Не помню, я говорил, что в моей школе нет пансионеров? Раньше были. Примерно до начала восьмидесятых. Года за два до моего появления интернат закрыли — многие родители обзавелись машинами и перестали на всю неделю отправлять сыновей в школу.
По ночам в огромном безлюдном здании ужасно одиноко. Коридоры полнятся эхом всякого звука, стекла в оконных рамах дребезжат от всякого ветерка. Если истории о привидениях вас впечатляют, здесь вам будет неспокойно.
Растревоженный думами, я решил предпринять ночную поездку в Инчикор и наведаться в тот самый грот, где много лет назад увидел священника, вместе с матерью рыдавшего от осознания того, что он натворил, кому причинил боль и как однажды поплатится за свои проступки.
Ночь опять стояла темная, вокруг ни души, но ущербная луна помогла отыскать дорогу к святилищу.
Сперва я встал на колени и попробовал молиться, но молитва не шла. А потом, неожиданно для себя, я упал ничком и прижался челом к холодным камням, совсем как тот священник, терзаемый своим грехом. Я закрыл глаза и вдруг понял, что больше не могу оставаться в школе. Да, я долго мечтал о своем возвращении, но пришла пора двигаться дальше и начать новую жизнь внутри или вне Церкви. Я уже не мог прятаться за школьными стенами.

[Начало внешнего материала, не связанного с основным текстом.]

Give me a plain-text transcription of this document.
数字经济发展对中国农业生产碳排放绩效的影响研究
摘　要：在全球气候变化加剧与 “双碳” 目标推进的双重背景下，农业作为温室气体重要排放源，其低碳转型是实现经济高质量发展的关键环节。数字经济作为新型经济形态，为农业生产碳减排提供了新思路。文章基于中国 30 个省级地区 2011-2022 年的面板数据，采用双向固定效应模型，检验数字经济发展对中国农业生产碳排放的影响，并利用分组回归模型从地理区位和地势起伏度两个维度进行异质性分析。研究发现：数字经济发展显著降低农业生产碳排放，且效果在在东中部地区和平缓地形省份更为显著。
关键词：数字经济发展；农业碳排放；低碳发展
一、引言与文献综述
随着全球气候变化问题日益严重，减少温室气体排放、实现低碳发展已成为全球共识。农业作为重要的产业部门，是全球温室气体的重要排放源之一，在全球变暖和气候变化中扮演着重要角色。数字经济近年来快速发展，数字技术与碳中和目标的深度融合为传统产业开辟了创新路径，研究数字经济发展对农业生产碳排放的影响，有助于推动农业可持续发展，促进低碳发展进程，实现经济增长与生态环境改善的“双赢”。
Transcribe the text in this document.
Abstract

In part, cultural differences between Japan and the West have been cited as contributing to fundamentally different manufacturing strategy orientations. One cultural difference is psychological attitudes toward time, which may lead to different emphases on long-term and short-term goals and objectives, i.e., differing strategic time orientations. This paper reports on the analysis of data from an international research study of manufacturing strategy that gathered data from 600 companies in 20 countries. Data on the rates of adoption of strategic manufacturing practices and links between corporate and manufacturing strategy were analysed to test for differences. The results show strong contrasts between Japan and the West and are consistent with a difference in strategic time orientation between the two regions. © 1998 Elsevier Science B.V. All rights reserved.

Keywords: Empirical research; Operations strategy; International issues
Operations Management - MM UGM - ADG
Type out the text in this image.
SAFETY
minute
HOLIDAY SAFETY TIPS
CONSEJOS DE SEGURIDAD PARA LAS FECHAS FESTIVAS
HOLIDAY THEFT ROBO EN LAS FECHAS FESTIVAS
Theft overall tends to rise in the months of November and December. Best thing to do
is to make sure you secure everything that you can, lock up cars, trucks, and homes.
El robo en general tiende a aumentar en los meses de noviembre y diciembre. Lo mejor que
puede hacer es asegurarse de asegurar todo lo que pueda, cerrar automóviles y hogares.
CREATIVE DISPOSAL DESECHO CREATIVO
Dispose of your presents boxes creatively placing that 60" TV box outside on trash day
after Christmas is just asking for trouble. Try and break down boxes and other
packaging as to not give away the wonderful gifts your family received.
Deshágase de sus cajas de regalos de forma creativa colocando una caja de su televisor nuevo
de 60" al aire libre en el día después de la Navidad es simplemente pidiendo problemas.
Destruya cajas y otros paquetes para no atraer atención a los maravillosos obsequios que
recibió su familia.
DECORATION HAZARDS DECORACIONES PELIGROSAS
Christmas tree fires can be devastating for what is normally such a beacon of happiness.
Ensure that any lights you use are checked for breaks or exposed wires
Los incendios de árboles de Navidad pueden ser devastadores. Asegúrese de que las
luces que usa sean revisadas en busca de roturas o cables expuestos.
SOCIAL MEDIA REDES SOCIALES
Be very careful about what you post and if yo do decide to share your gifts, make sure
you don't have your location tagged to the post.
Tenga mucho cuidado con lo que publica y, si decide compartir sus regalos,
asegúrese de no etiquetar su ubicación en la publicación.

Вдруг вспомнился почти сорокалетней давности эпизод, когда в Уэксфорде мне ужасно хотелось опустить и поднять железнодорожный шлагбаум. На моей работе нужно думать обо всех, кто тебе доверился и вручил свою жизнь, — сказал дед. — А вдруг кто-нибудь пострадает из-за твоего недосмотра? Или моего. Хочешь, чтоб тебя мучила совесть, что ты в ответе за большое горе?
Однажды в запале Эйдан спросил, не кажется ли мне, что я профукал свою жизнь. Нет, ответил я, не кажется. Но я ошибался. И Том Кардл был прав. С самого начала я все знал и ничего не сделал. Снова и снова я гнал всякие мысли об этом, не желая признать очевидное. Я молчал, когда надо было кричать, я убеждал себя, что я выше этого. Я соучастник всех преступлений, из-за меня пострадали люди. Я профукал свою жизнь. Каждый ее миг. Самое смешное, что глаза мне открыл отсидевший педофил: молчальники виновны наравне с преступниками.